Les bruits de la nuit
peter-oroy
Les Bruits de la Nuit
C'est à l'heure grise des ombres, quand tout n'est que pénombre, que la raison sombre lentement dans le monde des songes et tombe dans la nuit de l'infini.
C'est à ce moment là, bien après l'angélus, que l'obscurité étend son voile ténu et diaphane, noyant êtres et choses dans le lavis gris et sépia des ténèbres.
Mystérieuse et rampante, la nuit vient prendre possession des lieux, rendant imprécis le contour des objets qui nous entourent.
— Non !…Ne fais pas la lumière. Pas encore, juste un fond de musique douce sortie du gramophone. Laissons la magie agir comme un bain de révélateur et nous dévoiler les trésors cachés de la nuit.
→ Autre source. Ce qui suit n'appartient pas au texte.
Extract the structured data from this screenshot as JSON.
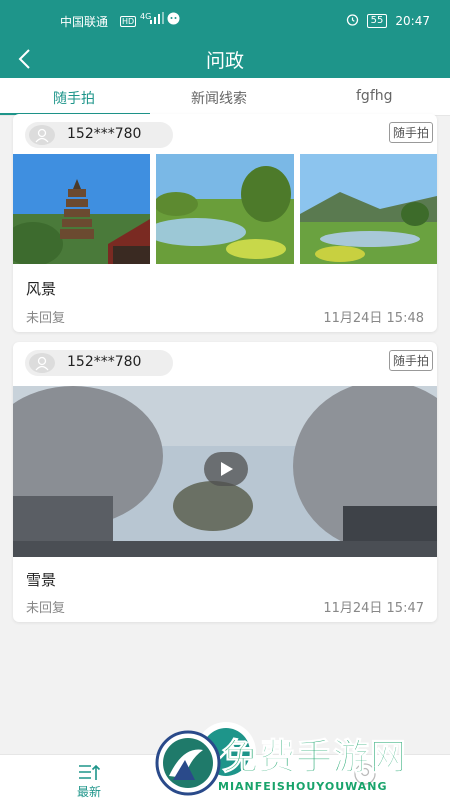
{
  "status_bar": {
    "carrier": "中国联通",
    "network_badge": "HD",
    "network_type": "4G",
    "battery": "55",
    "time": "20:47"
  },
  "header": {
    "title": "问政"
  },
  "tabs": [
    {
      "label": "随手拍",
      "active": true
    },
    {
      "label": "新闻线索",
      "active": false
    },
    {
      "label": "fgfhg",
      "active": false
    }
  ],
  "posts": [
    {
      "user": "152***780",
      "tag": "随手拍",
      "title": "风景",
      "status": "未回复",
      "time": "11月24日 15:48",
      "media": "images"
    },
    {
      "user": "152***780",
      "tag": "随手拍",
      "title": "雪景",
      "status": "未回复",
      "time": "11月24日 15:47",
      "media": "video"
    }
  ],
  "bottom_nav": {
    "latest_label": "最新"
  },
  "watermark": {
    "title": "免费手游网",
    "subtitle": "MIANFEISHOUYOUWANG"
  },
  "colors": {
    "primary": "#1e958a",
    "watermark": "#19a36b"
  }
}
Laissons à l'astre d'argent la dignité de redonner silhouette au flou ambiant. L'inconsistance et l'immatérialisme de notre environnement s'estompent au fur et à mesure que la perception visuelle nous revient.
Lentement la fenêtre s'illumine de cette clarté monochrome, irréelle et froide, aux accents si subtils de cette mouvance fantastique. La scène se déroule alors en un tableau plein de nuances imaginaires, impossibles et mystiques. Un camaïeu indigo se mêle aux gris mercure des teintes livides du monde lunaire. Les couleurs des objets les plus clairs s'intensifient et restituent leur pâle lueur en de délicats nuanciers argentés. Tantôt nimbée d'une lumière douce ou, éclaboussée de l'éclat céleste, telle ou telle chose se dévoile plus ou moins distinctement à nos yeux. Le vase de cristal où s'étalent de lourdes pivoines resplendit comme un calice divin. Diffuse et moirée, la lumière traverse le voile opalescent de l'eau baignant les fleurs, projetant ainsi un rayon diaphane sur la marqueterie cirée du guéridon.
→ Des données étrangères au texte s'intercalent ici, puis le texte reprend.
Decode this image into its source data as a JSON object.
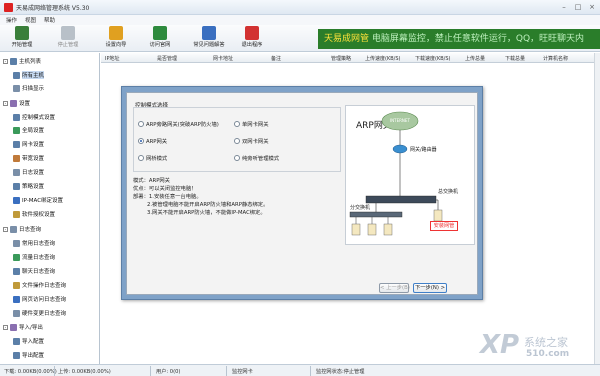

Les arbres de la terrasse s'allongent sur le tapis persan, formant un lacis d'ombres énigmatiques parfois animées de frémissements provoqués par une légère brise soufflant en silence. De temps en temps l'ombre d'un nuage vient troubler le spectacle, gommant le pourtour d'un meuble ou la forme d'une chaise. Puis, le trait de lumière réapparaît, rampant sur le parquet, glissant sur le brocart du sofa, enveloppant de clarté froide l'abat-jour d'une lampe ou, fuyant sous un meuble pour resurgir un peu plus loin.
Un craquement intempestif résonne dans la pièce et semble se répercuter dans la maison vide, comme un son fantomatique dans un château. Ce n'est que le pied d'un meuble qui grince sous la froideur de la lune.
Au-dehors le vent agite les branches des arbres, alliant son souffle au frémissement des feuilles. Toute une harmonie de bruissements et de chuintements emplit les ténèbres. L'âpre profil des collines se détache des coulisses célestes et scintille aux lueurs resplendissantes des rayons blancs de la nuit pleine de cette lune éblouissante.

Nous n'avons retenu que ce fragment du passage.